JAKARTA – Mendengkur terjadi ketika ada sesuatu yang membatasi aliran udara ketika tidur. Meski Anda kemungkinan besar menganggapnya sebagai efek samping tidur yang mengganggu kemudian memalukan, sebenarnya hal itu dapat tambahan berbahaya daripada yang Anda bayangkan.
Mendengkur merupakan tanda utama apnea tidur obstruktif, yang merupakan gangguan tidur serius yang menyebabkan Anda berhenti bernapas selama 10 detik atau lebih banyak pada satu waktu.
Selain itu, hal itu meningkatkan risiko serangan jantung, stroke juga hambatan kemampuan fisik lainnya. Hal ini menimbulkan tindakan hukum mendengkur tertentu dapat mengancam jiwa.
Apa Itu Mendengkur?
Mendengkur terjadi ketika udara tidaklah dapat mengalir dengan mudah melalui mulut atau hidung. Ketika ini terjadi, udara dipaksa melalui area yang dimaksud tersumbat, yang menghasilkan jaringan lunak dalam mulut, hidung, serta tenggorokan saling berbenturan dan juga bergetar. Getaran yang disebutkan menciptakan kata-kata mendengkur.
Sebenarnya mendengkur sangat umum terjadi serta setiap orang mengalaminya pada beberapa titik pada hidup mereka. Namun, kondisi ini tambahan umum terjadi pada pria berusia di area menghadapi 50 tahun yang tersebut kelebihan berat badan atau obesitas.
Penyebab mendengkur
1. Saluran udara hidung tersumbat
Beberapa orang mendengkur semata-mata selama musim alergi atau pada waktu mereka itu mengalami infeksi sinus. Kondisi ini menghalangi saluran udara hidung.

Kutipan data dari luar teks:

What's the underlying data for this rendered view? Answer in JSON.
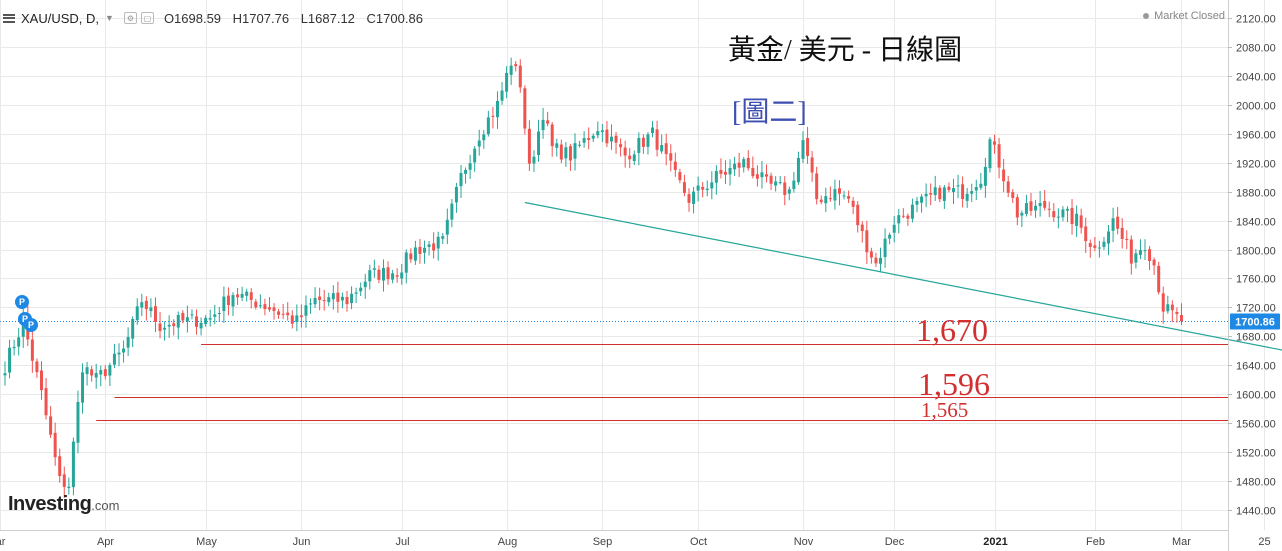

2. Tonus otot yang tersebut buruk di dalam tenggorokan lalu lidah
Saat otot tenggorokan serta lidah terlalu rileks, otot yang disebutkan dapat mengempis ke saluran udara.
3. Jaringan tenggorokan yang mana besar
Kelebihan berat badan dapat menyebabkan kondisi ini. Selain itu, beberapa anak mempunyai amandel juga adenoid yang dimaksud besar sehingga menimbulkan merek mendengkur.
4. Pemanfaatan alkohol juga narkoba
Minum alkohol atau mengonsumsi pelemas otot juga dapat menyebabkan otot lidah dan juga tenggorokan terlalu rileks.
5. Kedudukan tidur
Tidur telentang dapat menimbulkan Anda mendengkur. Menggunakan bantal yang digunakan terlalu empuk atau terlalu besar juga dapat memicu dengkuran.
6. Kurang tidur
Penyebab mengejutkan lainnya dari mendengkur adalah kurang tidur, akibat otot tenggorokan Anda kemungkinan besar terlalu rileks apabila Anda tiada cukup tidur.
Komplikasi akibat mendengkur
Mendengkur sesekali lantaran pilek atau flu biasanya tiada berbahaya. Namun, mendengkur yang tersebut sangat keras atau kerap dapat menjadi tanda sleep apnea.